Hi, let me jump in here - I have been doing BGP trainings over the last few years and my initial idea was just the same, just give everyone a RaspberryPI. But when I tested this (your experience was different from what I read) I spent way too much time debugging PI-issues instead of doing BGP. So back to the drawing board and my BGP training now uses a docker-based FRRouting. Source code for my BGP lab is here: https://gitlab.com/de-cix-public/team-academy/bgp/BGPLab Training materials for BGP (draft!) here: https://de-cix-group.gitlab.io/team-academy/bgp/BGP-Seminar-Documentation/ Also I recorded some videos about "Networking Basics", all available for free here: https://youtube.com/playlist?list=PL_gbuEiuFIEDz1frRh9ctWZzgBBtLUVSP&si=RttjJxLwc8P20wXs best regards Wolfgang
On 5. Feb 2024, at 19:31, Howard, Lee <LeeHoward@hilcostreambank.com> wrote:
I've been thinking about how I might do something similar to teach routing. . . Have 15 people at three round tables.
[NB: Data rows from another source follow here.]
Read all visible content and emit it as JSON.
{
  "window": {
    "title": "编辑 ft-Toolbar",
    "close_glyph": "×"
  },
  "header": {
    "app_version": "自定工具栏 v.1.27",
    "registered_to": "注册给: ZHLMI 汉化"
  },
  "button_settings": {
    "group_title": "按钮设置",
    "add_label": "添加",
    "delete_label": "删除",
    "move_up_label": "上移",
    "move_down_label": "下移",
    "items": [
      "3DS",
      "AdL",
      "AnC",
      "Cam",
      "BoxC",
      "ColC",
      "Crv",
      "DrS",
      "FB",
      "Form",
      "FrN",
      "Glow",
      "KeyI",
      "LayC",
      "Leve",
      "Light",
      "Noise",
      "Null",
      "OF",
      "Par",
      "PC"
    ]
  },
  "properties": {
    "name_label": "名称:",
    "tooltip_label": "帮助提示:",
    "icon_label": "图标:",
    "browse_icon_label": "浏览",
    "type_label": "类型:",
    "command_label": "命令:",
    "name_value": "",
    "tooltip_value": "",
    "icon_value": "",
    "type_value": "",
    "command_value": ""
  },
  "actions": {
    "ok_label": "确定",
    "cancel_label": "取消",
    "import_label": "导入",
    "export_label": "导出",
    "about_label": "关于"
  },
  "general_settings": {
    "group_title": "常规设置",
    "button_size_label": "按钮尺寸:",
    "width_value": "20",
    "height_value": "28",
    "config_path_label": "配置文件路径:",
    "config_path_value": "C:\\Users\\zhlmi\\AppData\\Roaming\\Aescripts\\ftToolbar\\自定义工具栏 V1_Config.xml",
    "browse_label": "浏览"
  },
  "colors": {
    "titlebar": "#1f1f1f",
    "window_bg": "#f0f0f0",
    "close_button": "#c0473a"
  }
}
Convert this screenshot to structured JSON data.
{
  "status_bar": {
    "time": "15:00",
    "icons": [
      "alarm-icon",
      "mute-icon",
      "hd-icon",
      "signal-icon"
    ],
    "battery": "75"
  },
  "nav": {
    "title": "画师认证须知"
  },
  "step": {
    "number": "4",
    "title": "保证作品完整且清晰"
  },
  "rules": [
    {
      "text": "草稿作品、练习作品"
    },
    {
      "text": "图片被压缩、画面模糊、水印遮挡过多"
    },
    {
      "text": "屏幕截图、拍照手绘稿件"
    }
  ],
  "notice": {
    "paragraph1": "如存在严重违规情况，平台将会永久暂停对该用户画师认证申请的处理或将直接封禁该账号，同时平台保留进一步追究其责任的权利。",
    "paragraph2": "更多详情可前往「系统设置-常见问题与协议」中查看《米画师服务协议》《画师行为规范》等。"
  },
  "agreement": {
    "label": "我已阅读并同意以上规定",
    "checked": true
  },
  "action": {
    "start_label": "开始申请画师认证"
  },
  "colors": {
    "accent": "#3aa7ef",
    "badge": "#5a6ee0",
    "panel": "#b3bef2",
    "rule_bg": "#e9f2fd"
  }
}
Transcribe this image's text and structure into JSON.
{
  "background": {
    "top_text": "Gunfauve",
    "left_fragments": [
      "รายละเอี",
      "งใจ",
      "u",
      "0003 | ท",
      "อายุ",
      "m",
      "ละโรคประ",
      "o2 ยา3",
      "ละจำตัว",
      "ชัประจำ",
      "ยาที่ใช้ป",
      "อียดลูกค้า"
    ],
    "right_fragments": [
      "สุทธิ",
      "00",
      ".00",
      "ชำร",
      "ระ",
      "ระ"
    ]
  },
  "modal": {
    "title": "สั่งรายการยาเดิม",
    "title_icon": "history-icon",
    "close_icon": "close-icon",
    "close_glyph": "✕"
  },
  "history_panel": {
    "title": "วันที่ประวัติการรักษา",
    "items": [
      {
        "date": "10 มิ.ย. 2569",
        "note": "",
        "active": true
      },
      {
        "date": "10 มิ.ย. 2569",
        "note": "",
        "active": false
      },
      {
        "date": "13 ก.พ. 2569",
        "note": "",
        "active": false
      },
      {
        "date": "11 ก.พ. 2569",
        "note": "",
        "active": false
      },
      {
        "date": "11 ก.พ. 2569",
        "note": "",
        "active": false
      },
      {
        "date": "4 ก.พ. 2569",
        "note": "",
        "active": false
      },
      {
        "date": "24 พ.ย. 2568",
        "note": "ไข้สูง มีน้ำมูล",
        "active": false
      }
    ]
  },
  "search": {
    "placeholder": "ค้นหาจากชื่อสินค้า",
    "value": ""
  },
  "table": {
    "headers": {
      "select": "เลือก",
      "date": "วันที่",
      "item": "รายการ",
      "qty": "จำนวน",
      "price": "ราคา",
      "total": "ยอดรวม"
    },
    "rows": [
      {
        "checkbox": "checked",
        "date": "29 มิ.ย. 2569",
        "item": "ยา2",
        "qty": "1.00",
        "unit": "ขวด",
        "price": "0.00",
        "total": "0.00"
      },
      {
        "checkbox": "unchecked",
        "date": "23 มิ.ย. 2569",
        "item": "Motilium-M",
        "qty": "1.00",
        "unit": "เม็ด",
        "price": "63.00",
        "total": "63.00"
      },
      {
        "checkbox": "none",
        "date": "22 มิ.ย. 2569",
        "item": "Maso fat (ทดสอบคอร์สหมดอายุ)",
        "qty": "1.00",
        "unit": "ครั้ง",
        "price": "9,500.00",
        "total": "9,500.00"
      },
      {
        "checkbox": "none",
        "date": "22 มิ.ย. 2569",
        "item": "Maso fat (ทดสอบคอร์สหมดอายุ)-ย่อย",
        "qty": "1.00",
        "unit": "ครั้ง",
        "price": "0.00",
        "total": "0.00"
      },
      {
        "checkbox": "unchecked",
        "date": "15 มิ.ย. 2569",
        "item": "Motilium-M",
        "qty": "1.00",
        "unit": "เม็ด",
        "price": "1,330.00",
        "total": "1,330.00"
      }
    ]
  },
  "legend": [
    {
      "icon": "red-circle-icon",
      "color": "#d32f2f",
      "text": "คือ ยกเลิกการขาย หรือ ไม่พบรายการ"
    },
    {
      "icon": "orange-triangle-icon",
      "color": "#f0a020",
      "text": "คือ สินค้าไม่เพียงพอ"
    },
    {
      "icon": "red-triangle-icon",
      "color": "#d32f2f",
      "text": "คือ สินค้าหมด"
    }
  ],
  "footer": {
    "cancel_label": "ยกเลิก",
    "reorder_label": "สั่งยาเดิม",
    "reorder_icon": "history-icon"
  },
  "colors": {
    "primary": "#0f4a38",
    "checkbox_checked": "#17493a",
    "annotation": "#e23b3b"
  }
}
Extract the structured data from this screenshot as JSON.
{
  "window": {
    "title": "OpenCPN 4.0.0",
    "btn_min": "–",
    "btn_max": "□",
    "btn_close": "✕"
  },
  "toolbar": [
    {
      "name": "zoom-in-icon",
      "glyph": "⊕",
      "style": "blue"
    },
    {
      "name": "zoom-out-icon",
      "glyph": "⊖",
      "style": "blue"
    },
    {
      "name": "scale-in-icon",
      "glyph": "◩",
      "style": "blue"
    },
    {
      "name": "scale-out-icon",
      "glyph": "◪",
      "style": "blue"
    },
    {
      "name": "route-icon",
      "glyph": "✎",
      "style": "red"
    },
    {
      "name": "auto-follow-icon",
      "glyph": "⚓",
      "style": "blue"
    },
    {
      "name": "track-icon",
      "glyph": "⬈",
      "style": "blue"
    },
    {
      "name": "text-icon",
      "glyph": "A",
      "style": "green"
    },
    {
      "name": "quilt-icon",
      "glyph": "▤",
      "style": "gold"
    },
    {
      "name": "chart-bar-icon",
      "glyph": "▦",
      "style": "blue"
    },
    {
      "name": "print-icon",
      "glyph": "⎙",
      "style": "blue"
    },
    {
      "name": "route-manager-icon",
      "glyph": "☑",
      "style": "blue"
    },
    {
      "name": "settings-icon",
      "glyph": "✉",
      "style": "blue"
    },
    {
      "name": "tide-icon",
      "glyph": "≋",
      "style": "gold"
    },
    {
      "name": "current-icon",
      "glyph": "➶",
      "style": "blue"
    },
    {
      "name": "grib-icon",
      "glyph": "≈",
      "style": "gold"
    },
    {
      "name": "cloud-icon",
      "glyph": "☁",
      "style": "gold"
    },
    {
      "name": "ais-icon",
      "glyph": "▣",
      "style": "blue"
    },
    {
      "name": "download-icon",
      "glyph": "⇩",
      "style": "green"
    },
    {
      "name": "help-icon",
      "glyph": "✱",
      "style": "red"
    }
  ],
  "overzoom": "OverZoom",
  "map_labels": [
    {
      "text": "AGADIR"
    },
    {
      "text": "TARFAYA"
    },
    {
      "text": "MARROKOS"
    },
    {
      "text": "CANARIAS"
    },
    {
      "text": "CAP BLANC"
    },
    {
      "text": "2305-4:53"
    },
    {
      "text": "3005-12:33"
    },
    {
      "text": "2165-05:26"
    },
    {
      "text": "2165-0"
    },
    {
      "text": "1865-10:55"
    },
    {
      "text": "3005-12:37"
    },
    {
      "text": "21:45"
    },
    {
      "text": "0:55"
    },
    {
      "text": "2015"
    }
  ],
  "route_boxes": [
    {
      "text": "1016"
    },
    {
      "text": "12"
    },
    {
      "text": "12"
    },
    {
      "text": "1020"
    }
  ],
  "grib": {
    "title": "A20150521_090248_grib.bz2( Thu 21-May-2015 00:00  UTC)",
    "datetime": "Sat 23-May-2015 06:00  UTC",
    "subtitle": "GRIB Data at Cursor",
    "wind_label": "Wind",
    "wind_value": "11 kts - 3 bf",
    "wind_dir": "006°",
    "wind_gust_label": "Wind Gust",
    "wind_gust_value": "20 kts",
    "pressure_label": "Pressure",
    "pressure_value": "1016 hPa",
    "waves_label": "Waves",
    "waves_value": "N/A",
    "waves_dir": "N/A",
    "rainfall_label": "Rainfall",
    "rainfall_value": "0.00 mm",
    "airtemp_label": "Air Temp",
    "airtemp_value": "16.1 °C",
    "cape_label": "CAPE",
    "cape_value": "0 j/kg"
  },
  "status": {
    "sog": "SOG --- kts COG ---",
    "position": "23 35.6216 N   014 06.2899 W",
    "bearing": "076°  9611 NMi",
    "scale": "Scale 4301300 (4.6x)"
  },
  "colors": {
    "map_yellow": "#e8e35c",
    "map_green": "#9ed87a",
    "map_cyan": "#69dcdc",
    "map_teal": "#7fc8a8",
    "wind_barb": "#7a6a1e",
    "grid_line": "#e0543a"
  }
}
Each with a few "households" and a router. Discuss subnetting, give them subnets. Configure static routes. Then connect to others at the table, see why dynamic routing is easier, learn OSPF. Day 2, start connecting with other tables: BGP. Security along the way, of course. The "households" might be minihardware designed to accept DHCPv6 and ping from a specific address to a specific address and turn green when ping succeeds. Routers might be Bird on something with a handful of ports. I haven't spent much time on it--suggestions welcome.